Monday, July 24, 2006

Acerca da edição de 1966 da Filosofia na Alcova - Parte II

- Foram várias – esclareceu-me Fernando Ribeiro de Mello. – Houve uma apreensão de cenho carregado que não pronunciava nada de bom. Houve ameaças na PJ (ameaças com vários graus de transparência), um processo no Tribunal Plenário de Lisboa, houve multas. A festa prometia...
- E não decidiu ficar por aí? Achou que essa via, uma hostilização à Censura feita num grau nunca visto em Portugal, era uma importante via de Oposição?
- Achei. Achámos. Se havia Angola, Moçambique e a Guiné a troar ao longe, outros incómodos mais discretos mas que molestrassem perto talvez contribuíssem para abalar o sonambulismo nacional, fanático e solitário, e para nos fazer entrar para o Mundo.
- Longe de se intimidar, ocorreu-lhe o Sade.
- Foi em 1965. A Afrodite tinha feito um falsa trégua dando crer que estava regenerada e se limitaria a obras “possíveis”. Um bom exemplo disto foi aquele Cami, livro para fazer tempo e a bem dizer desinteressante, aproveitador sem imaginação da onda francesa que andava a recuperar humoristas do fim do século. Mas uma noite, na casa da Natália Correia, alguém alvitrou o Sade. Era uma hipótese de provocação máxima, associada ao peso de um grande nome da literatura. Havia dificuldades: quase todos os livros “fortes” do marquês tinham dimensões incompatíveis com os dinheiros e os riscos económicos que a editora podia correr. Nada de Justines nem de Julietas, nada de 120 dias: praticamente só sobrava A Filosofia na Alcova. Como o pintor Cruzeiro Seixas tinha um exemplar da edição Pauvert abrigado na Estrada da Ameixoeira, lancei mãos à obra. O Herberto Helder aceitou fazer a tradução, o João Rodrigues as ilustrações. A meio do empreendimento ocorreu-me que era bom jogar com dois prefácios, um pró e outro contra. Não foi difícil encontrar as pessoas indicadas pois havia, por um lado, a vocação libertina do Luiz Pacheco pronta a dar a cara, por outro lado o peso erudito e reconhecidamente bem comportado do David Mourão-Ferreira.
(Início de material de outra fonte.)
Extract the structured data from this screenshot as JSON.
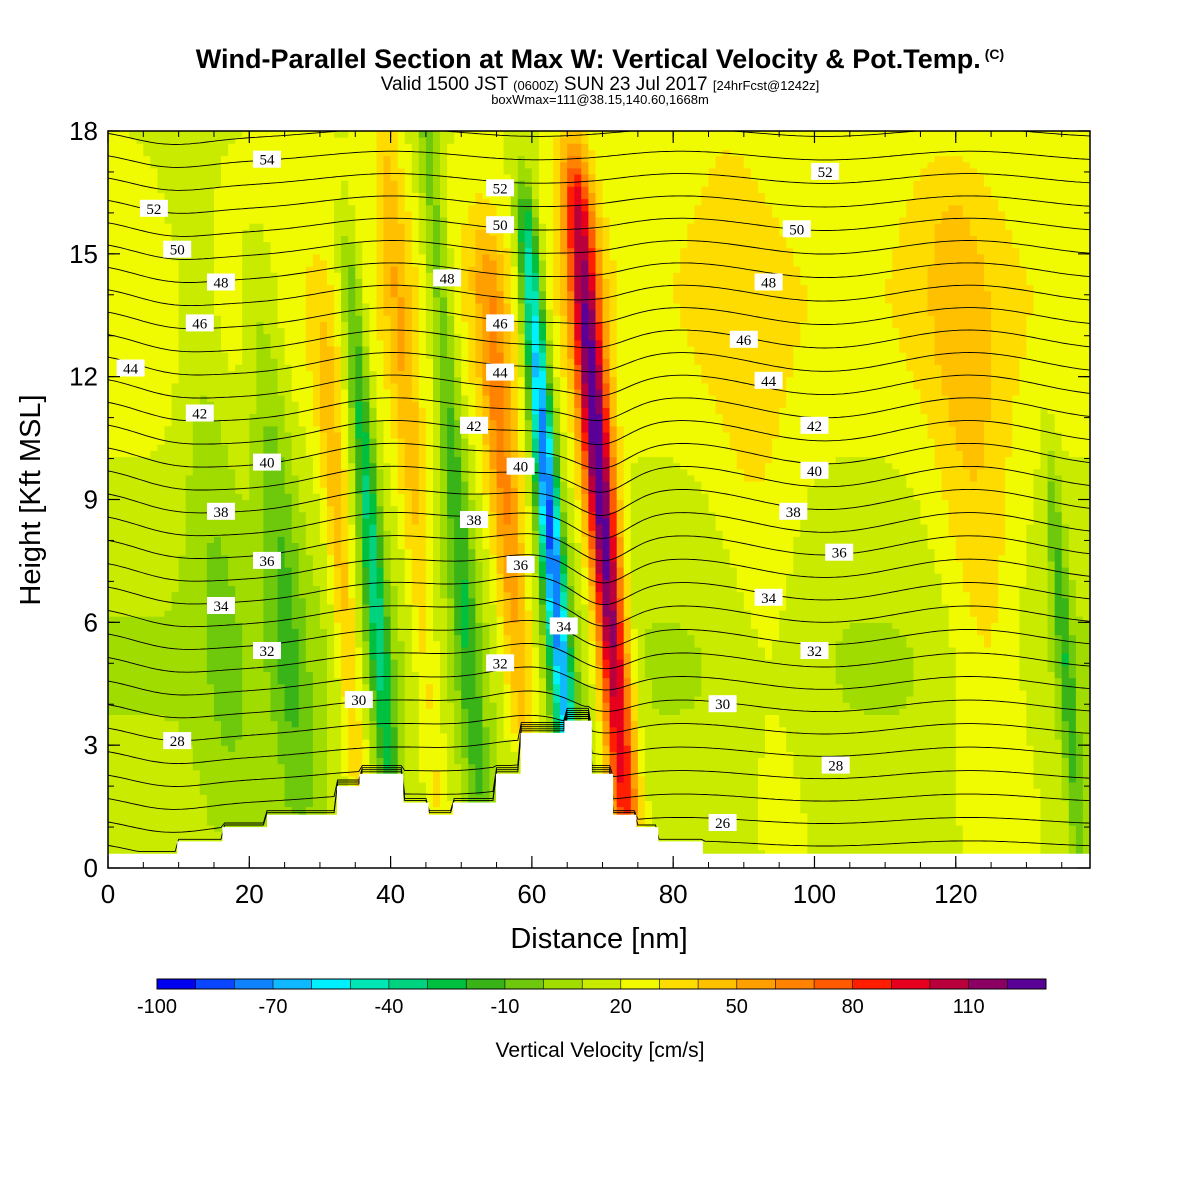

Assim foi – corria o mês de Março de 66 – que A Filosofia na Alcova apareceu em português com a chancela Afrodite, austera na sua capa de cartolina escura lavrada e com letras de um amarelo dourado a envolver com solenidade quase fúnebre aqueles 2000 exemplares a 80$00 (preço elevado para a época), com muitas gralhas a complicar para pior uma tradução pouco elegante de Helder Henrique de onde em onde interrompida por más ilustrações de João Rodrigues. Mas não fazia mal; mas não fazia, ao cabo e ao resto, muito mal: estava-se perante uma provocação de dimensões inéditas às regras de Salazar, girava subitamente no ar um sintoma de sarilho próximo que convocava a incondicional afirmação de muitas solidariedades.
Não vá, porém, imaginar-se que o editor ignorava as precauções indispensáveis a tomar com este texto “especial” lançado à voracidade do público. Logo na primeira página se avisava os “exmos livreiros” que tinham entre mãos “uma obra cujo significado cultural só podia ser devidamente apreendido por pessoas de sólida e amadurecida formação”, rogando-se “o maior cuidado na venda”, de forma a ser “rigorosamente interdita a menores”. Depois, saltadas cinco páginas, ofereciam-se dois prefácios. À escolha. Para começar, o que se encarregava de não gostar do marquês.